Río Águeda. Ciudad Rodrigo. Copyright foto: Teresa Morales
Antes de que Dios fuera Dios, y los peñascos, peñascos... las aguas del Águeda regaban la comarca de Ciudad Rodrigo, dejando a su paso un reguero de vida durante el día, y de magia durante esas noches en las que las estrellas presionan el centro energético del alma con la intensidad de tantas y tan variadas luces. Fluía el río, sin frenos ni grandes obstáculos, en un continuo ir hacia ese mundo relajado y fascinante de las sensaciones y la belleza. Le acompañaban los álamos que, una vez, en un alarde inconsciente de plena confianza, sentenciaron: "Te deslizarás a nuestro paso, y nosotros, aprenderemos a vivir a tu ritmo". Acordaron un pacto y ahora, a cierta hora del día, cuando el sol es solo una ligera sombra de sí mismo, las delicadas cascadas que se arremolinan en las pesqueras interpretan una melodía espiritual, absolutamente sintonizada con el baile que las hojas de los chopos ensayan una y otra vez, para alboroto y alegría de los mirlos y los petirrojos. 
Tuvo también el Águeda que convencer al cormorán grande para que anidara en sus riberas y, de este modo, dibujara en el cielo una estela de elegancia. "Majestuosidad", reclamó el cormorán para sí mismo cuando se refería a ese don que el universo le concedió de alzar el vuelo en medio de un cauce fluvial donde incluso las nutrias apostaron por refugiarse.

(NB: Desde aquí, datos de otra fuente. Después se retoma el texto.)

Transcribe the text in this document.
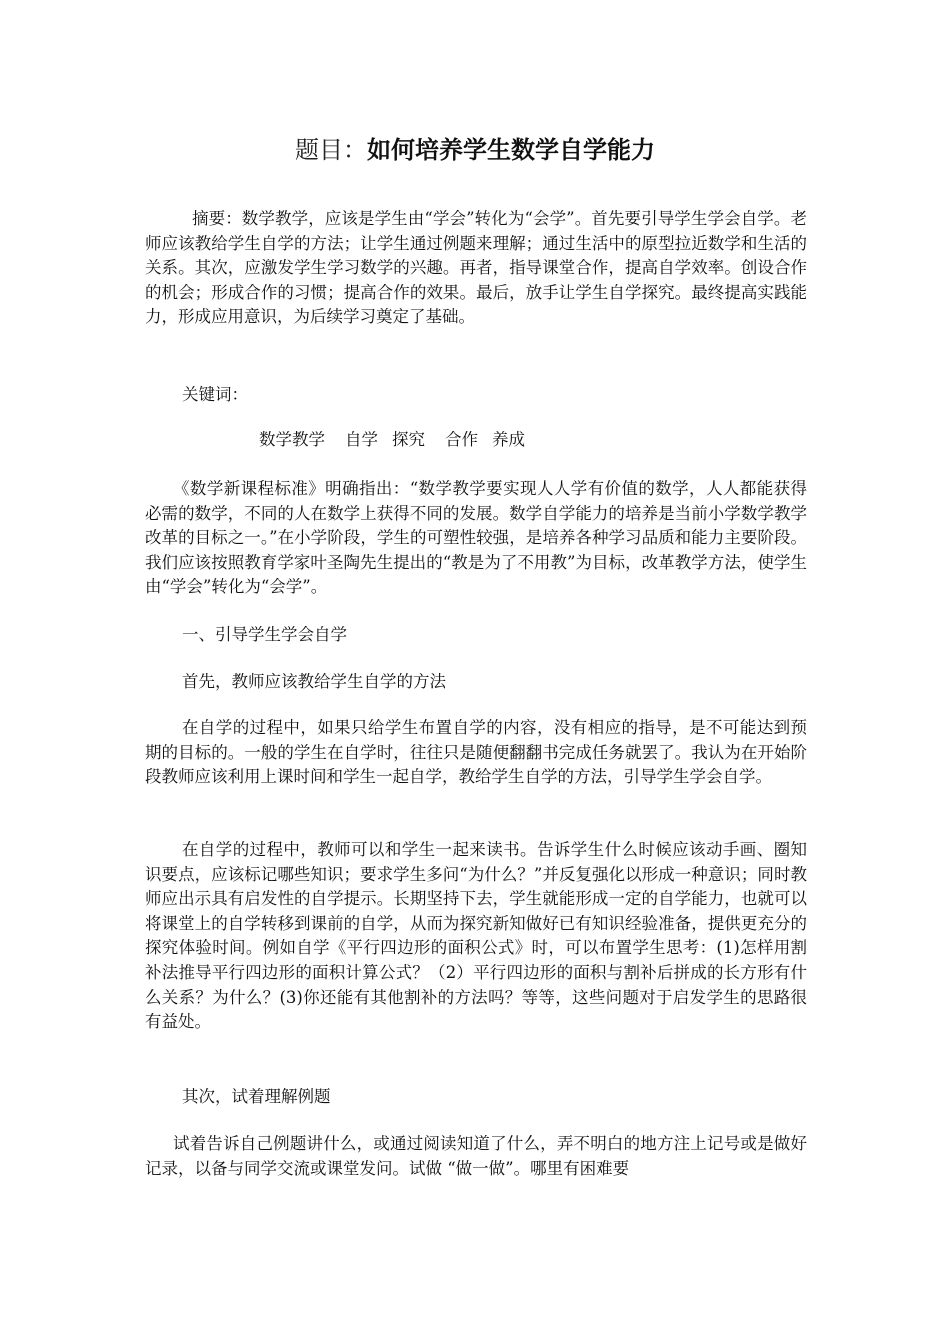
题目：如何培养学生数学自学能力

摘要：数学教学，应该是学生由“学会”转化为“会学”。首先要引导学生学会自学。老师应该教给学生自学的方法；让学生通过例题来理解；通过生活中的原型拉近数学和生活的关系。其次，应激发学生学习数学的兴趣。再者，指导课堂合作，提高自学效率。创设合作的机会；形成合作的习惯；提高合作的效果。最后，放手让学生自学探究。最终提高实践能力，形成应用意识，为后续学习奠定了基础。

关键词：

数学教学 自学 探究 合作 养成

《数学新课程标准》明确指出：“数学教学要实现人人学有价值的数学，人人都能获得必需的数学，不同的人在数学上获得不同的发展。数学自学能力的培养是当前小学数学教学改革的目标之一。”在小学阶段，学生的可塑性较强，是培养各种学习品质和能力主要阶段。我们应该按照教育学家叶圣陶先生提出的“教是为了不用教”为目标，改革教学方法，使学生由“学会”转化为“会学”。

一、引导学生学会自学

首先，教师应该教给学生自学的方法

在自学的过程中，如果只给学生布置自学的内容，没有相应的指导，是不可能达到预期的目标的。一般的学生在自学时，往往只是随便翻翻书完成任务就罢了。我认为在开始阶段教师应该利用上课时间和学生一起自学，教给学生自学的方法，引导学生学会自学。

在自学的过程中，教师可以和学生一起来读书。告诉学生什么时候应该动手画、圈知识要点，应该标记哪些知识；要求学生多问“为什么？”并反复强化以形成一种意识；同时教师应出示具有启发性的自学提示。长期坚持下去，学生就能形成一定的自学能力，也就可以将课堂上的自学转移到课前的自学，从而为探究新知做好已有知识经验准备，提供更充分的探究体验时间。例如自学《平行四边形的面积公式》时，可以布置学生思考：(1)怎样用割补法推导平行四边形的面积计算公式？（2）平行四边形的面积与割补后拼成的长方形有什么关系？为什么？(3)你还能有其他割补的方法吗？等等，这些问题对于启发学生的思路很有益处。

其次，试着理解例题

试着告诉自己例题讲什么，或通过阅读知道了什么，弄不明白的地方注上记号或是做好记录，以备与同学交流或课堂发问。试做 “做一做”。哪里有困难要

Conscientes ellas de que tal vez, solo tal vez, aquel fuera el paraíso más cercano.
Bebían los caballos de sus aguas, y el ganado de quienes en el frío invierno y en el tórrido verano abrían senderos entre veredas que alternaban los frutales con la lavanda. Dependía del punto exacto del camino, y de la humedad que el Águeda dejaba bajo tierra, para que la naturaleza adquiriera una imagen más primaveral o más árida.  Y sobre todo, para que desprendiera de las raíces de los arbustos y los fresnos exquisitas fragancias que suavizaban el cansancio del peregrino.
Después, todo siguió. Se levantaron puentes, iglesias, palacios y murallas. Se trazaron vías y se instalaron campanas allá donde solo las cigüeñas podían reposar sin desequilibrarse. Los álamos construyeron una autovía de fortaleza y frescor a orillas del cauce, por la que los viajeros avanzan, incluso hoy, hacia ese monasterio de la Caridad que no deja indiferente a nadie, ni siquiera a Aretha Franklin quien, para  asombro de sus fans, interrumpió su gran canción para rendirse ante un silencio tan seductor como escalofriante. 
Entre la oscuridad del cielo y el fluir de la historia, en esos momentos nocturnos impetuosos e irrepetibles, a veces se cuela una brisa que propulsa el navegar de los recuerdos y la memoria. De aquellos tiempos en los que Dios aún no era Dios, ni los peñascos, peñascos... y que ahora, sorprendentemente, juegan a renacer y reencontrarse.